Because of the distortions in the shape of the map relative to a globe, the tectonic plates need to change shape and size as they move across the surface. Not only that, but consider the Antarctic plate, which is a perfectly normal plate on the globe. On the typical Flat Earth model where Antarctica is a barrier of ice around the edge of the circle, the Antarctic plate is a ring. And when it moves, it not only has to deform in shape, but crust has to disappear off one side of the disc and appear on the other side.

So plate tectonics, the single most fundamental and important discovery in the entire field of geology, only makes sense because the Earth is a globe.


[1] For readers interested in this particular aspect of continental drift, I’ve previously written about it at greater length in the annotation to this Irregular Webcomic! http://www.irregularwebcomic.net/1946.html

[2] Pangaea is now the accepted scientific term for the unified landmass when all the continents were joined. Eduard Suess’s Gondwana lives on as the name now used to refer to the conjoined southern continents before merging with the northern ones to form Pangaea.

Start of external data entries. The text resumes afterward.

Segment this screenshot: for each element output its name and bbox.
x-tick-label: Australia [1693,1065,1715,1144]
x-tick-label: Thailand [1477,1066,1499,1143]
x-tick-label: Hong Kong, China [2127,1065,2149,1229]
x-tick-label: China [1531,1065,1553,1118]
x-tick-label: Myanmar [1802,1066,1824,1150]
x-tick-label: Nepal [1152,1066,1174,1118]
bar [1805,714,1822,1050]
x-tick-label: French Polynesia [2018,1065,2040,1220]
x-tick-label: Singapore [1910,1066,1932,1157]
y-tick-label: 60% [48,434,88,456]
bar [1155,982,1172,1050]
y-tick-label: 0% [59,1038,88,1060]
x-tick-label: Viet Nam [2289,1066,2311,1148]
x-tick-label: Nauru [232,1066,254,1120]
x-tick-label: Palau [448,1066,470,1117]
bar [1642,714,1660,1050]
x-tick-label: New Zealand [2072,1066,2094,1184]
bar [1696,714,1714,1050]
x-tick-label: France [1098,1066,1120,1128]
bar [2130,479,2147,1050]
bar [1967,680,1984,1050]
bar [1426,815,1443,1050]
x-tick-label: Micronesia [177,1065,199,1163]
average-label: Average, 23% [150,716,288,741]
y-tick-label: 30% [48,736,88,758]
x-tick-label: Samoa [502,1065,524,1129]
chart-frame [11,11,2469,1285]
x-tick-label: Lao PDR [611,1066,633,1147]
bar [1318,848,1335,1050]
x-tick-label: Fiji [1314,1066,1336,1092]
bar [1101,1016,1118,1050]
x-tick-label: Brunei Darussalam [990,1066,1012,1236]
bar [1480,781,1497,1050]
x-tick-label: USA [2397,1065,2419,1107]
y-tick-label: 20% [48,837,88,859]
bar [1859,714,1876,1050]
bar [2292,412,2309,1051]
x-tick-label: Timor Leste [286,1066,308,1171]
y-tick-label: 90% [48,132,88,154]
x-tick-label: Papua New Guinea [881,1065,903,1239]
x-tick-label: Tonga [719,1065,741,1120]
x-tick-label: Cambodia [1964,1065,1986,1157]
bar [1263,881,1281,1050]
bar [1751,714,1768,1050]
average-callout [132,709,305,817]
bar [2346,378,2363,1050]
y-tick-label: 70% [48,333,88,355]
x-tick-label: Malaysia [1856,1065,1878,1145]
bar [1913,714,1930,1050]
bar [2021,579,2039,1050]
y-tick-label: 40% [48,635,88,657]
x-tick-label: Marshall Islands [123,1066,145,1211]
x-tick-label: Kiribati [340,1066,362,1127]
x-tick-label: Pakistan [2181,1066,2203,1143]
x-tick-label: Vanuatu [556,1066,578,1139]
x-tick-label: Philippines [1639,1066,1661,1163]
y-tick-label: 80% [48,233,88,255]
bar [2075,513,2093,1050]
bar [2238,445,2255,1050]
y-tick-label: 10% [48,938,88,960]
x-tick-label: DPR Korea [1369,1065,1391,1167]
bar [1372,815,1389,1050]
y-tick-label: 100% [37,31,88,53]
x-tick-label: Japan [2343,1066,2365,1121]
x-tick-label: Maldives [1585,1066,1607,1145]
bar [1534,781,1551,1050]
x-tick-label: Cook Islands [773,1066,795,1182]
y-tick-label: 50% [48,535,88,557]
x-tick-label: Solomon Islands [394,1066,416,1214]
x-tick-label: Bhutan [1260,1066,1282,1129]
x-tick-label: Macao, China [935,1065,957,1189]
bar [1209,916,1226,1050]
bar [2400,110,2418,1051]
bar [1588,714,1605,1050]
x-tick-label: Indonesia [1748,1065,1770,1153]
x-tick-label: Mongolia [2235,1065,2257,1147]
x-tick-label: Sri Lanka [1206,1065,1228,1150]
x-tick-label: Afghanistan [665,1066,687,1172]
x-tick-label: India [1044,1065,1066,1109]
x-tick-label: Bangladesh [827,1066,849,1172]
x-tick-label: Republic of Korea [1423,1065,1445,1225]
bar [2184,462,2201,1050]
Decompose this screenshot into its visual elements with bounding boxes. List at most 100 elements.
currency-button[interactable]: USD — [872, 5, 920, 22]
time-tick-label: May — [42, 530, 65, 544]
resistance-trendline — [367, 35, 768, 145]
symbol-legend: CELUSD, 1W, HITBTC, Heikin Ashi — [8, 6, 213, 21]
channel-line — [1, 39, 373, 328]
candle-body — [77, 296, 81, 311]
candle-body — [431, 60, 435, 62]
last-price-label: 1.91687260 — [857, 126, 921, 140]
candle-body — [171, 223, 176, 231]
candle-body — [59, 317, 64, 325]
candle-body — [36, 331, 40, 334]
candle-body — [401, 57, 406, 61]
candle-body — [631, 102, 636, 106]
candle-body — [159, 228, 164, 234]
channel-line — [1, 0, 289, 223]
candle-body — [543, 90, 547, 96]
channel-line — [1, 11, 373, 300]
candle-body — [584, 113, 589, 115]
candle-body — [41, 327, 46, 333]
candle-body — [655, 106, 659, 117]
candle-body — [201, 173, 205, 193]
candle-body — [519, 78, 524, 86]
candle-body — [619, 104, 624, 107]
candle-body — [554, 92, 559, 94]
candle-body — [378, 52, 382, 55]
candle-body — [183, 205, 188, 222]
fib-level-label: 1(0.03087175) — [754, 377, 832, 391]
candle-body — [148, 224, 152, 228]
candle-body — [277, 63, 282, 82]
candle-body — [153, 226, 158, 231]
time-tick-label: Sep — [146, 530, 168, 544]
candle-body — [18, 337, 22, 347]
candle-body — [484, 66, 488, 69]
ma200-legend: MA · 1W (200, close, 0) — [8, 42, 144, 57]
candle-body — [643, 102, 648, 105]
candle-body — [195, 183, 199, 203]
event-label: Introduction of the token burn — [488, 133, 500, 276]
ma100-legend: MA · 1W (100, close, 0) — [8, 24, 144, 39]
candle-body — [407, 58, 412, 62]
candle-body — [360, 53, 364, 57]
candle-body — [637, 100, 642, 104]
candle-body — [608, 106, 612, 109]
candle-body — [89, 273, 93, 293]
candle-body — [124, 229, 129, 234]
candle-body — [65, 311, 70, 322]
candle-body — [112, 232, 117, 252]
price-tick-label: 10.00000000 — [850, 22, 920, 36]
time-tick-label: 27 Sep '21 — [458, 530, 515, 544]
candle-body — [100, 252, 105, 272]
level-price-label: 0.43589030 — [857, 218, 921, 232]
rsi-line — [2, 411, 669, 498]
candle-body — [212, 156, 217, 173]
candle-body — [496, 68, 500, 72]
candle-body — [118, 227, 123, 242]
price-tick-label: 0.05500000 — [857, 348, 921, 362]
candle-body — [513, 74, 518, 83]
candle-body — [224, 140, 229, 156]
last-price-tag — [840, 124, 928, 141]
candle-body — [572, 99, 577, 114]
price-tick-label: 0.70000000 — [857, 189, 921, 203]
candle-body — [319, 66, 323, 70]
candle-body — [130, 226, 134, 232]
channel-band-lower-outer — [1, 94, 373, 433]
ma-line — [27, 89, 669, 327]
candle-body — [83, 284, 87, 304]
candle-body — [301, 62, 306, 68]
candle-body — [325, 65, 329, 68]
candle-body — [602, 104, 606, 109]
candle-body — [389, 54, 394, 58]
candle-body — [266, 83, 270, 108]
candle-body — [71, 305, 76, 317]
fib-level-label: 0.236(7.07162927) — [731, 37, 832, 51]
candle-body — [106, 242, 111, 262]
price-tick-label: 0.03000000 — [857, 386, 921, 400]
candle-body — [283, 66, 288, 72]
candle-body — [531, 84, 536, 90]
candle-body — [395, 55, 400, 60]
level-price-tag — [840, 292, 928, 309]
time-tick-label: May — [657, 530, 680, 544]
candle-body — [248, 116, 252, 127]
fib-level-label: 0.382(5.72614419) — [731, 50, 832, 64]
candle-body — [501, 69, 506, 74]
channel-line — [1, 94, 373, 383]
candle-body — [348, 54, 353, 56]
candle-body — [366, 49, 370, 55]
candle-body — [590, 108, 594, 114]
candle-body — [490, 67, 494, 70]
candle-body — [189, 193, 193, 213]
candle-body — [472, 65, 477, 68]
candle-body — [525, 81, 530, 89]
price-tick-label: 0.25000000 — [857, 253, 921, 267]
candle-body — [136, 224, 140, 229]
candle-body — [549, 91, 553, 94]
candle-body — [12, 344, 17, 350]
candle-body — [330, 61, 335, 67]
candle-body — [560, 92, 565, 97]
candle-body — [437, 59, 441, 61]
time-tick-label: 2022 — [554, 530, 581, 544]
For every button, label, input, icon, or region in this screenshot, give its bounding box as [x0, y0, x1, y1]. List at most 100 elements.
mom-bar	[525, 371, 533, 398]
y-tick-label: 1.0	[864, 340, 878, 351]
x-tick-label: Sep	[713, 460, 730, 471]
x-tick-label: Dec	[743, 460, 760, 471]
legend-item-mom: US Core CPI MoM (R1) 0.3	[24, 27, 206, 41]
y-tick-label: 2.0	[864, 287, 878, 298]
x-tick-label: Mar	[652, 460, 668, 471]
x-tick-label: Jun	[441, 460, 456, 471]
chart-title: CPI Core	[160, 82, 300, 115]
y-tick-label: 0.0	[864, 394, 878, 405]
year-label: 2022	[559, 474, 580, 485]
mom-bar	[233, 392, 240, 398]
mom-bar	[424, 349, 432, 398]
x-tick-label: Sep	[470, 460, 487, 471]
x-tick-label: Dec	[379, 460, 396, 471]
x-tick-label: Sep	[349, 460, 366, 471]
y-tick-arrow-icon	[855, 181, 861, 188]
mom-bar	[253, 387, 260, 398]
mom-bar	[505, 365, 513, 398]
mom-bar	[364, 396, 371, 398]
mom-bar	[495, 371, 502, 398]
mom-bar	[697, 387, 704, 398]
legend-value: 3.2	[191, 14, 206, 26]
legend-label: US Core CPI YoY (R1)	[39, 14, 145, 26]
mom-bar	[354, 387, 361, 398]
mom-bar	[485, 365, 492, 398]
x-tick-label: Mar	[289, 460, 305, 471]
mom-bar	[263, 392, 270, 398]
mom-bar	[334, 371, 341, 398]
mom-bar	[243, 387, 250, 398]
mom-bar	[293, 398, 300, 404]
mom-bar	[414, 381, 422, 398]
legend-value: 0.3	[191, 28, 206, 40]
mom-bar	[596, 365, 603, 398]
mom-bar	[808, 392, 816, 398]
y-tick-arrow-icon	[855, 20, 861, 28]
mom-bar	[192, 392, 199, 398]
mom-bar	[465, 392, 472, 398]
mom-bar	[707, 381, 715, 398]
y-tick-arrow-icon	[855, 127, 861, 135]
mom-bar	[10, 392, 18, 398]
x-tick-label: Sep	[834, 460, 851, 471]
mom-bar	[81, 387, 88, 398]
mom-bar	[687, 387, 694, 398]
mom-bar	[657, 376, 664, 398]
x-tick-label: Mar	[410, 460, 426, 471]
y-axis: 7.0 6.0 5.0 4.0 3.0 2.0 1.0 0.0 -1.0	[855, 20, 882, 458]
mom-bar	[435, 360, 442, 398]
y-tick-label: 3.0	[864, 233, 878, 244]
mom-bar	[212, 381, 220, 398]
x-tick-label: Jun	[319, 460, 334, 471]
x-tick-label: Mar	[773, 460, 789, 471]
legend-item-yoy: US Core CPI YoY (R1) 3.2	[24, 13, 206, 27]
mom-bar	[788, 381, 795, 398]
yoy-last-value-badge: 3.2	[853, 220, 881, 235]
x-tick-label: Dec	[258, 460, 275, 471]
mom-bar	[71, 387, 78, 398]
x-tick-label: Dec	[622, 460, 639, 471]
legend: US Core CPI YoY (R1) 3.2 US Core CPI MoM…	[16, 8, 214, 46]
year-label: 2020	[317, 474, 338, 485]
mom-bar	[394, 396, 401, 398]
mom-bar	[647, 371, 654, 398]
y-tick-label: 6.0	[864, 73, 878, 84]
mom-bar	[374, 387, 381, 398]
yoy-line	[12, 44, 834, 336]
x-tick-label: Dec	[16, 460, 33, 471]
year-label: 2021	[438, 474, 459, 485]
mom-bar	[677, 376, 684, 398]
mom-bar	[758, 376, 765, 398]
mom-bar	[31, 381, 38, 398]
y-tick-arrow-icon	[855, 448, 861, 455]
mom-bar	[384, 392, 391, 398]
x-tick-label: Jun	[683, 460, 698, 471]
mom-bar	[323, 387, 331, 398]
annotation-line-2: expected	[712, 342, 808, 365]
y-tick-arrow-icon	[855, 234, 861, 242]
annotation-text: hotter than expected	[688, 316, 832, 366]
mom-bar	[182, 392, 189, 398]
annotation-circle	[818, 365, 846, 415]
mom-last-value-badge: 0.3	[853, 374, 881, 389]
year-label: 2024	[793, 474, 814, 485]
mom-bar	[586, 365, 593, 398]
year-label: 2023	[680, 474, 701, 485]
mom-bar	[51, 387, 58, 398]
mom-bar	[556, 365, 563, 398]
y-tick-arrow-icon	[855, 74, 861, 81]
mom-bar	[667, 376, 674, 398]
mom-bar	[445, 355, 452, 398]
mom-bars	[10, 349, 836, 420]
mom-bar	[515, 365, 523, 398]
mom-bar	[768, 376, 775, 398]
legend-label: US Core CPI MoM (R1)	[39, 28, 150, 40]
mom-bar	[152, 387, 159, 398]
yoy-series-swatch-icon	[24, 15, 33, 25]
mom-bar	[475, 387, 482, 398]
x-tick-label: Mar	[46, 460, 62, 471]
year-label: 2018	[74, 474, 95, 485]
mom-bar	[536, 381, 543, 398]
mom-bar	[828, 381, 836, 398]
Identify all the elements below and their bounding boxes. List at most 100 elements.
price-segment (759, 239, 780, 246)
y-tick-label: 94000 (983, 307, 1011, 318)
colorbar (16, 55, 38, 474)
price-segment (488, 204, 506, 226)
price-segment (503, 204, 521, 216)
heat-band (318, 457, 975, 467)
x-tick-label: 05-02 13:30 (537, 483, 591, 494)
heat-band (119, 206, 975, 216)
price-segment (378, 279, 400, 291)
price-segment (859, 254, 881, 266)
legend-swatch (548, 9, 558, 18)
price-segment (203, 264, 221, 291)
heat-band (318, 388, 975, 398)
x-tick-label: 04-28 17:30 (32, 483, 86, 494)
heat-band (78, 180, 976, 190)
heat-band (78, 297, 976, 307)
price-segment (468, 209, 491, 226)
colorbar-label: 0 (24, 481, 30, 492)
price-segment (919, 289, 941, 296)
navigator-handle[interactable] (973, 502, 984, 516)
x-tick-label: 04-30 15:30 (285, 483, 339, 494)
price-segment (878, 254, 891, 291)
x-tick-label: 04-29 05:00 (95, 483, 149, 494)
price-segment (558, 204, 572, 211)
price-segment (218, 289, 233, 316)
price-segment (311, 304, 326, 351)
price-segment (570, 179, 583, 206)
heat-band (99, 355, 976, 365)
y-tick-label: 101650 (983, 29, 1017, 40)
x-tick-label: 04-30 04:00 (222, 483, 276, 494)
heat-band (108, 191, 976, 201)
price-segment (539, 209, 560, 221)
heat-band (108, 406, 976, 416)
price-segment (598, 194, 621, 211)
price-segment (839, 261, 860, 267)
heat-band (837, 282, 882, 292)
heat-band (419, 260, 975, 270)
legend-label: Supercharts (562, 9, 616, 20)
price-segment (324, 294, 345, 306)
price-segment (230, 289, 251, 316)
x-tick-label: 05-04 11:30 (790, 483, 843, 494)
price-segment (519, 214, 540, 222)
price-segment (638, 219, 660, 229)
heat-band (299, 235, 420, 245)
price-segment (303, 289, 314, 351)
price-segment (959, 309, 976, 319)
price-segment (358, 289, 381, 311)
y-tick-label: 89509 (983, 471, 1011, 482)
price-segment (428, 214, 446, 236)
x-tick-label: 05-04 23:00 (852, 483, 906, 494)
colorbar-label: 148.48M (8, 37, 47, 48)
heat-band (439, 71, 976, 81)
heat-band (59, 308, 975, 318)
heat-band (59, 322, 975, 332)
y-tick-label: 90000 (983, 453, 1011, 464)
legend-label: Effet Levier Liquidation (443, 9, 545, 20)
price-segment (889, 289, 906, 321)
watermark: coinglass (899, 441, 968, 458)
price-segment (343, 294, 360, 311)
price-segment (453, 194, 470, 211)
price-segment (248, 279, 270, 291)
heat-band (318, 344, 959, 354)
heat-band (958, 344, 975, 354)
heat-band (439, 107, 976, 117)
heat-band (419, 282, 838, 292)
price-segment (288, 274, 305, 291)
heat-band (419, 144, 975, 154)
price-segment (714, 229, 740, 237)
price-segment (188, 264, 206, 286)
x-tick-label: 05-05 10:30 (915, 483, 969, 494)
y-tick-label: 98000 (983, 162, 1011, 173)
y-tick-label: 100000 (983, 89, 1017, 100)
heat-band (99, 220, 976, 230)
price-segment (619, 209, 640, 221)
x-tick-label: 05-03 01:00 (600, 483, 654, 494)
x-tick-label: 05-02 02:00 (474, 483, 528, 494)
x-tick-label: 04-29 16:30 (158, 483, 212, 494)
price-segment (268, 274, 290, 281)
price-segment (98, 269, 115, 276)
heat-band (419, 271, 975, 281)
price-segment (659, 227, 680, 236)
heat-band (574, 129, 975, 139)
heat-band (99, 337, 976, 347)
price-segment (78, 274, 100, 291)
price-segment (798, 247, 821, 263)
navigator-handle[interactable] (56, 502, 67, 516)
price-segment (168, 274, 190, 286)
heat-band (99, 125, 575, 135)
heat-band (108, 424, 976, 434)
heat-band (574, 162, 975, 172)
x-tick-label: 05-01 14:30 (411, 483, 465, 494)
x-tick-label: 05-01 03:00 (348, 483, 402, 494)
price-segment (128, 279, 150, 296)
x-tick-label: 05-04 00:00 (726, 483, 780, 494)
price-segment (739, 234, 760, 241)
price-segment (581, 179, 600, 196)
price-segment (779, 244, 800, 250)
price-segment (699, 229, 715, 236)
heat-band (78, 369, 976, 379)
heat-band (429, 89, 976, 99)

[3] Alfred Wegener is often cited by various people in support of the idea that established science often laughs at revolutionary ideas proposed by outsiders, only for the outsider to later be vindicated. Often by people proposing outlandish or fringe science theories that defy not only scientific consensus but also the boundaries of logic and reason. What they fail to point out is that in all the history of science, Wegener is almost the only such case, whereas almost every other outsider proposing a radical theory is shown to be wrong. As Carl Sagan so eloquently put it in Broca’s Brain:

The fact that some geniuses were laughed at does not imply that all who are laughed at are geniuses. They laughed at Columbus, they laughed at Fulton, they laughed at the Wright brothers. But they also laughed at Bozo the Clown.